Dernière mise à jour: 22/04/2022 09:44:17
L’ouvrage recueille quelques-unes des interventions significatives du philosophe et théologien américain et canadien Novak, juif traditionaliste et ordonné rabbin qui est actuellement professeur à l’Université de Toronto. L’ouvrage montre de façon éloquente comment un homme extrêmement religieux peut être bien enraciné dans la société la plus avancée au monde. A travers une lecture tranchante aux traits vraiment géniaux de la théorie moderne de la démocratie, Novak montre avec une extrême rigueur méthodologique comment son identité personnelle juive peut être une ressource pour les systèmes politiques et juridiques contemporains.
Le fil rouge qui guide le lecteur des thèmes « éthiquement sensibles » à la théorie des droits humains et à la conception de la sphère publique naît pour l’auteur de la nature même de la liberté religieuse qu’il prend vraiment au sérieux. En fait, pour Novak, une telle liberté se compose de trois aspects : celui de pratiquer la propre religion à l’égard du pouvoir politique ; celui qu’on retire personnellement de la pratique religieuse (Novak ne l’approfondit pas, mais on devine combien cet aspect représente une véritable forme de satisfaction pour lui) ; et, enfin, celui d’être croyants jusqu’au bout, jusqu’à la sphère publique. C’est cet aspect que l’auteur met en évidence tout au long du livre.
Novak articule savamment les Ecritures et la pensée juive antique et moderne, en les faisant interagir avec certains des principaux
leitmotiv de la philosophie politique et juridique contemporaine et en montrant comment un croyant peut saisir dans sa tradition les éléments qui lui permettent d’être un citoyen à part entière, au lieu de renoncer à sa culture au nom d’une éthique démocratique.
En de nombreux passages, il illustre comment les Ecritures peuvent soutenir la vie associative et fonder la cohabitation politique parfois même mieux et plus profondément de la théorie volontariste et contractualiste : particulièrement formidable est le passage dans lequel il illustre la différence entre l’Alliance de Dieu avec le peuple juif et le contrat social. En fait, Novak met en lumière comment l’Alliance, nécessairement éternelle, constitue avant tout une promesse, que Dieu adresse en premier à Israël ; au contraire, la notion de contrat renvoie chez des auteurs éminents et, du moins implicitement, à la prévision d’une sanction pour celui qui le transgresse. L’Alliance surgit de la confiance dans un rapport qui ne disparaîtra jamais et qui suscite l’espérance pour chacun et pour tout le peuple ; au contraire, le contrat social donne vie à une société basée sur la menace à l’égard de celui qui la trahit. L’alternative est donc entre l’espérance engendrée par l’Alliance et la peur suscitée par le contrat.

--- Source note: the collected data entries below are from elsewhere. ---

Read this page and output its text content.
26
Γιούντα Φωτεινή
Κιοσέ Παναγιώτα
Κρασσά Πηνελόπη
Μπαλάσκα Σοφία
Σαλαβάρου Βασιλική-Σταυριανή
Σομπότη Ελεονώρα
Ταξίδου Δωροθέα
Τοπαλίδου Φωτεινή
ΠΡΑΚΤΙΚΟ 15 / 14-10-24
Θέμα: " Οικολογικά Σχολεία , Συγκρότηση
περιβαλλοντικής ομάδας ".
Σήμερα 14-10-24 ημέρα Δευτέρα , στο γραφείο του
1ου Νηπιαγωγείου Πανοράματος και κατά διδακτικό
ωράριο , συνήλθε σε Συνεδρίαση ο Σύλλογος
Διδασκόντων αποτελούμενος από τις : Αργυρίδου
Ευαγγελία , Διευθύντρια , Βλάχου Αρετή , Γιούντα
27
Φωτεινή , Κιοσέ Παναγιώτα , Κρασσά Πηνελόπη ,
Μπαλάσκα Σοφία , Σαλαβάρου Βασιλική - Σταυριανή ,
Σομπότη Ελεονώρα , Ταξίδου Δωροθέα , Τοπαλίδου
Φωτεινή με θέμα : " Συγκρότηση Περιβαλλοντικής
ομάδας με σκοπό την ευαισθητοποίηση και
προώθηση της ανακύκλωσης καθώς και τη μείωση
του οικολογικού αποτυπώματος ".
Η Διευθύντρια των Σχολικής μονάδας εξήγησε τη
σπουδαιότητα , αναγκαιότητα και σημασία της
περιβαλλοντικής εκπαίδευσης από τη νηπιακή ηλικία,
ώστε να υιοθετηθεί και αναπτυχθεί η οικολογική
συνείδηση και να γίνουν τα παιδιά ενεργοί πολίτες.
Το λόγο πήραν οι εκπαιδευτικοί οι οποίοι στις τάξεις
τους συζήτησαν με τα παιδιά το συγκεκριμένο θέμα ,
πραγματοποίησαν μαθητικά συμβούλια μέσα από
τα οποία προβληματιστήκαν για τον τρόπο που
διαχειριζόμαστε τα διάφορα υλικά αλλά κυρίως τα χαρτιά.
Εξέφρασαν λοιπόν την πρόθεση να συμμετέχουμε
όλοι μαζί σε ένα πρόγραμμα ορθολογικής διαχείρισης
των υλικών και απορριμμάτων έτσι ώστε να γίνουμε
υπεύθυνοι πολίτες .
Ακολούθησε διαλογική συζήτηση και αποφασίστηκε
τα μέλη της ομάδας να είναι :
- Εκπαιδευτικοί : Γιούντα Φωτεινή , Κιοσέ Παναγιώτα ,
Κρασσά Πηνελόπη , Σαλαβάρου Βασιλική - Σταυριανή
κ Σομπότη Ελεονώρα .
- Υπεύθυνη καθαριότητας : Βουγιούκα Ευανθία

Novak ne nous offre pas simplement un pamphlet, doté de verve polémique mais sans profondeur : le sérieux de la méthode et la solidité des argumentations constituent une référence très importante au débat actuel sur le rôle de la religion dans la vie publique. Il s’agit d’un livre honnête et clair, qui probablement divisera immédiatement le public entre partisans et détracteurs, tant ses affirmations sont limpides. Cependant, quelle que soit la position du lecteur, tous devront reconnaître à Novak au moins la noblesse de l’effort, le courage moral et le sérieux méthodologique avec lequel il a accepté le défi : recomposer l’homme religieux, écartelé entre sa qualité privée de fidèle et celle publique de citoyen. Une division qui, comme Habermas l’a explicitement admis, retombe dans les démocraties contemporaines uniquement sur les croyants.
Novak n’accepte pas l’hypothèse que le laïc serait un citoyen meilleur, au contraire il la renverse. Il fait remarquer que souvent celui qui théorise la cohabitation politique en termes neutres, en la fermant à la transcendance, raisonne en termes de droits et présente continuellement de nouvelles revendications. Le théologien canadien, en se demandant comment on peut penser vivre dans une société où prolifèrent les revendications, tandis que les responsabilités et les devoirs passent au second plan, montre comment le juif observant – éduqué depuis l’enfance à accomplir les propres devoirs à l’égard de Dieu et de la communauté – peut concevoir la démocratie de manière même plus compréhensive qu’un laïc.